Più di 13 miliardi di euro saranno presto spesi per comprare 90 cacciabombardieri F-35 e quasi 3 miliardi sono stati spesi per avviare il progetto e lo stabilimento all'interno dell'aeroporto militare di Cameri.
Ci sono poi le altre spese in armamenti:
più di 18 miliardi di euro per 121 caccia Eurofighter in previsione fino al 2018
4 miliardi di euro fino al 2018 per 100 elicotteri di trasporto tattico Nh-90,
1,39 miliardi di euro fino al 2016 per la nuova portaerei Cavour
1,5 miliardi di euro fino al 2015 per due fregate antiaeree della classe Orizzonte
5,68 miliardi di euro fino al 2019 per 10 fregate europee multimissione Fremm
1,885 miliardi di euro fino al 2016 per quattro sommergibili U-212
1,5 miliardi di euro fino al 2013 per 249 veicoli blindati medi Vbm 8x8 Freccia.

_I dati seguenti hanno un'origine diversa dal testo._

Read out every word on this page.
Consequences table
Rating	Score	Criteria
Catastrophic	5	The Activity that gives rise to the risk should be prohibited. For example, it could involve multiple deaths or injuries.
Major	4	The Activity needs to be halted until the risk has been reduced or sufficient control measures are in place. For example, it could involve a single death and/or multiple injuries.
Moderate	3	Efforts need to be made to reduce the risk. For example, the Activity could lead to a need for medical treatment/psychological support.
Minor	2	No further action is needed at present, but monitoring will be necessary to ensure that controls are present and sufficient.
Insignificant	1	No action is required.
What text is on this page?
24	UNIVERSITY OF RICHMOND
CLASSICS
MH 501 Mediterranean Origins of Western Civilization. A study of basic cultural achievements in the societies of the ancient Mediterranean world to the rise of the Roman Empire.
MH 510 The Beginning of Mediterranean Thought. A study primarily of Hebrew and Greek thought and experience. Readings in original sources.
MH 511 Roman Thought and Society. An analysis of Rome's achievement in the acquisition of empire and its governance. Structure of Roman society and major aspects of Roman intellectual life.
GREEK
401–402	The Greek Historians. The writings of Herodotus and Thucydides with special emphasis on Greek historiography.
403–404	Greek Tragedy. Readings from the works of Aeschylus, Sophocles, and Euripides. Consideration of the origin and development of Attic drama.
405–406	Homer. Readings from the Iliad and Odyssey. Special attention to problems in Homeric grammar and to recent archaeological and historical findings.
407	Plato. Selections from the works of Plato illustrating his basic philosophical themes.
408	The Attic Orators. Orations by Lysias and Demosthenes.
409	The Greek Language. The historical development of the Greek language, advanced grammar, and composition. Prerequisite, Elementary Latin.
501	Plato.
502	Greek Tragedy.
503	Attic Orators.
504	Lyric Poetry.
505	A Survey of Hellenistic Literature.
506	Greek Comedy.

E' mostruoso pensare di creare sviluppo economico con la produzione di armi da parte di gruppi industriali come Finmeccanica mentre si tagliano le spese sociali.
Non sarà risparmio strutturale, ma ridurre le spese per armamenti libererebbe risorse che sistematicamente ormai sono versate dai comuni ciittadini per fare fronte alle esigenze della finanza.
Si potrebbe pure, magari, aspettare ad investire 73 milioni per ristrutturare la sede Nato di Bruxelles.
Ma oltre la beffa, l'inganno.
Quale?
Tutto parte dall’aggiornamento del manuale di contabilità nazionale (sistema europeo dei conti SEC95) che entrerà in vigore nei paesi dell’Unione Europea dal 2014.
Le nuove direttive statistiche internazionali, con l’aggiornamento dei manuali a cui si attengono i sistemi nazionali di statistica in tutto il mondo, porteranno dal 2014 una sorpresa, cambiando i metodi di contabilizzazione delle spese militari.
Cacciabombardieri, corazzate, bombe, munizioni e tutte le armi distruttive vengono spostate nella contabilità del Pil, da un capitolo all’altro e nel passaggio, acquistano valore.
Così sale il Pil dei paesi più armati.
A essere “premiati”, con un salto in avanti del prodotto interno lordo, saranno soprattutto i paesi con maggior produzione di armamenti di tipo puramente offensivo.
Con i nuovi metodi di calcolo, tutti gli acquisti di sistemi d’arma e dei relativi sistemi di supporto, purché utilizzati per un periodo superiore a un anno, saranno contabilizzati come investimenti in beni durevoli: anche le munizioni, le bombe e i pezzi di ricambio vengono spostati dai consumi intermedi per essere collocate fra le scorte.
Lo spostamento da un capitolo all’altro non è di poco conto.
Appare evidente la sua implicazione simbolica e politica: i sistemi d’arma sono capitale fisso, che a tutti gli effetti contribuisce alla ricchezza e al benessere di un paese.
Il che ha una immediata traduzione concreta: chi spende di più in armi, aumenterà la propria ricchezza come aumenterà il volume di prodotto interno lordo.
La revisione statistica migliorerà come d’incanto i conti di molti paesi.
Per l’Italia, si tratterebbe di un aumento “contabile” del Pil di 800 milioni di euro.
Il tutto con l’aggiunta di una clausola di riservatezza dei dati: quelli militari saranno divulgati solo come valori aggregati – con scarso o nullo beneficio, dunque, per la comunità scientifica.
E' più che probabile che, tra poco più di un anno, assisteremo al doppio decollo dei chiacchierati cacciabombardieri F35 assieme a quello di un Pil inflazionato dalla spesa militare.
Nel frattempo, il Governo stanzia 223 milioni di euro per le scuole private, 690 milioni fino al 2015 per la TAV tra Torino e Lione, 420 milioni alla Sicilia in deroga al patto di stabilità, 159 milioni per ripianare il debito della sanità in Campania, disponendo di avanzi di cassa pari a 560 milioni del tesoretto di Montecitorio.